12 News made repeated public records requests for the video but were met with denial after denial. Finally, after filing a special action in court, 12 News prevailed. Maricopa County Superior Court Judge David Talamante ordered the DOC to turn the video over to 12 News after wrongfully denying 12 News investigative reporter Wendy Halloran's repeated public records requests for the video.
Judge Talamante also indicated he was inclined to award KPNX attorneys' fees. In the end, the DOC paid more than $26,000 to KPNX for its wrongful denials of that video. A video that would expose the truth about the corrections officers' response to Lester's suicide.

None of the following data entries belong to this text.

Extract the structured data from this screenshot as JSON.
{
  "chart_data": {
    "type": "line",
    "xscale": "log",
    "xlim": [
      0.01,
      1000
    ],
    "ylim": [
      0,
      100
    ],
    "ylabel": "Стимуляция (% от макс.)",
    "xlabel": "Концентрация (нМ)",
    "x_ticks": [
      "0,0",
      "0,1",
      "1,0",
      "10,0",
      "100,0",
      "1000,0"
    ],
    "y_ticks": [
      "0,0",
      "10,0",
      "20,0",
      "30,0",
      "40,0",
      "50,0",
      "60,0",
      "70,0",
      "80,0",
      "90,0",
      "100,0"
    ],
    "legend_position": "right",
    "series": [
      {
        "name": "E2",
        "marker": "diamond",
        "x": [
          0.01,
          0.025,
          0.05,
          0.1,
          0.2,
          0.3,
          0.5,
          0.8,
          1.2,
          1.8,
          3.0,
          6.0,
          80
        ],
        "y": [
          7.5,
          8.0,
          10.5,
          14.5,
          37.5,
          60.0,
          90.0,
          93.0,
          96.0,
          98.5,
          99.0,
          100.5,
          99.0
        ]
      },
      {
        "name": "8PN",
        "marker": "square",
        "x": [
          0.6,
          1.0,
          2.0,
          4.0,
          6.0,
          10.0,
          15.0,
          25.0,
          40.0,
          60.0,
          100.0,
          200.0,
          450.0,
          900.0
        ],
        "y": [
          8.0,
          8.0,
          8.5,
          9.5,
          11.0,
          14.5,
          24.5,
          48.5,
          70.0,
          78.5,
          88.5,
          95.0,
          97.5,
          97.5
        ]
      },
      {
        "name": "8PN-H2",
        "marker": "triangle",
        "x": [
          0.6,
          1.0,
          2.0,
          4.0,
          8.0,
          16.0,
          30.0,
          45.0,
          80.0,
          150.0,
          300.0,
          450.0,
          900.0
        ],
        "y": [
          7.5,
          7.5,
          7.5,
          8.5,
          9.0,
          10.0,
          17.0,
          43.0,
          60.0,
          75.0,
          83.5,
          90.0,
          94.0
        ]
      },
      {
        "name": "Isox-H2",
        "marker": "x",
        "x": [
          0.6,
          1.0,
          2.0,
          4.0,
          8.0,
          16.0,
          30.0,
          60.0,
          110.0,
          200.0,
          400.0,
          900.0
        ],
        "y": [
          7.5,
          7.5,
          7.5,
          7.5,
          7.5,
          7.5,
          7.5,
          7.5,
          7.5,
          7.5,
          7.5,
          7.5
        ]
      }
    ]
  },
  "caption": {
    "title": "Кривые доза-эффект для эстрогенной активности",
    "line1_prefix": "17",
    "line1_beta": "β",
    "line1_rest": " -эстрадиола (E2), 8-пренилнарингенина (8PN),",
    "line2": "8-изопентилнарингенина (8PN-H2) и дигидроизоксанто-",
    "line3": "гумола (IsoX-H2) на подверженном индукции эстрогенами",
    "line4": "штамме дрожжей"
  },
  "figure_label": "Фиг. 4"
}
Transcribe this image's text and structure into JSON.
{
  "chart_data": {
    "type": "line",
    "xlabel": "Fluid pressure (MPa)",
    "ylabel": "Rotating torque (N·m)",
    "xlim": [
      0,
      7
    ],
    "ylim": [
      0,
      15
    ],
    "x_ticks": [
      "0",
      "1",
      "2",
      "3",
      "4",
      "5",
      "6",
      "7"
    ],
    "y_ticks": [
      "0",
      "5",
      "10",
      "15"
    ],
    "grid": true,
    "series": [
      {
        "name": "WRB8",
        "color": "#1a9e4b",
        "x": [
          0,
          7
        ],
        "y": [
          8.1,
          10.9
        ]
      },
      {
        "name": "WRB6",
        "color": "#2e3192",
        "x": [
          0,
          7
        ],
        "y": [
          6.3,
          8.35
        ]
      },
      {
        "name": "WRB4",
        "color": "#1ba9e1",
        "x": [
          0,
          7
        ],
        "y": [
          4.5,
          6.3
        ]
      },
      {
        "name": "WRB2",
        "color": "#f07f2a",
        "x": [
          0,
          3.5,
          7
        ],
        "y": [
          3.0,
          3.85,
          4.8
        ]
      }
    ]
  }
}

The video would lead to the February 2013 report: "Watching Tony Die."
Since Lester's death on July 12, 2010, his aunt, Patti Jones, has been on a mission. On Thursday, Jones offered testimony about her nephew's death to the Arizona Senate Judiciary Committee regarding Senate Bill 1439. The Prisoner, Mental Health Transition Bill aimed at reducing recidivism for people with serious mental illness.
The sponsor of the bill among others is Sen. Nancy Barto, Vice Chairman of the Judiciary Committee who represents Legislative District 15, which encompasses North Phoenix and Northwest Scottsdale. Senate Bill 1439, if passed would require Arizona Department of Corrections Director Charles Ryan to establish a mental health transition pilot program for offenders who are released on community supervision and who the DOC determines would benefit from mental health care.
A topic near and dear to Jones' heart. She delivered an empowered speech and plea to lawmakers to act before it's too late. As Tony's voice, Patti Jones knows the consequences of inaction and she was forthright and poignant in telling them so. So much so, Jones and other advocates who offered testimony before the committee were acknowledged by the lawmakers with a rousing applause.
Senate Bill 1439 passed through the Senate Judiciary Committee and now heads to the Senate floor. The Department of Corrections says it has not yet determined the fiscal impact on the state's General Fund associated with this legislation.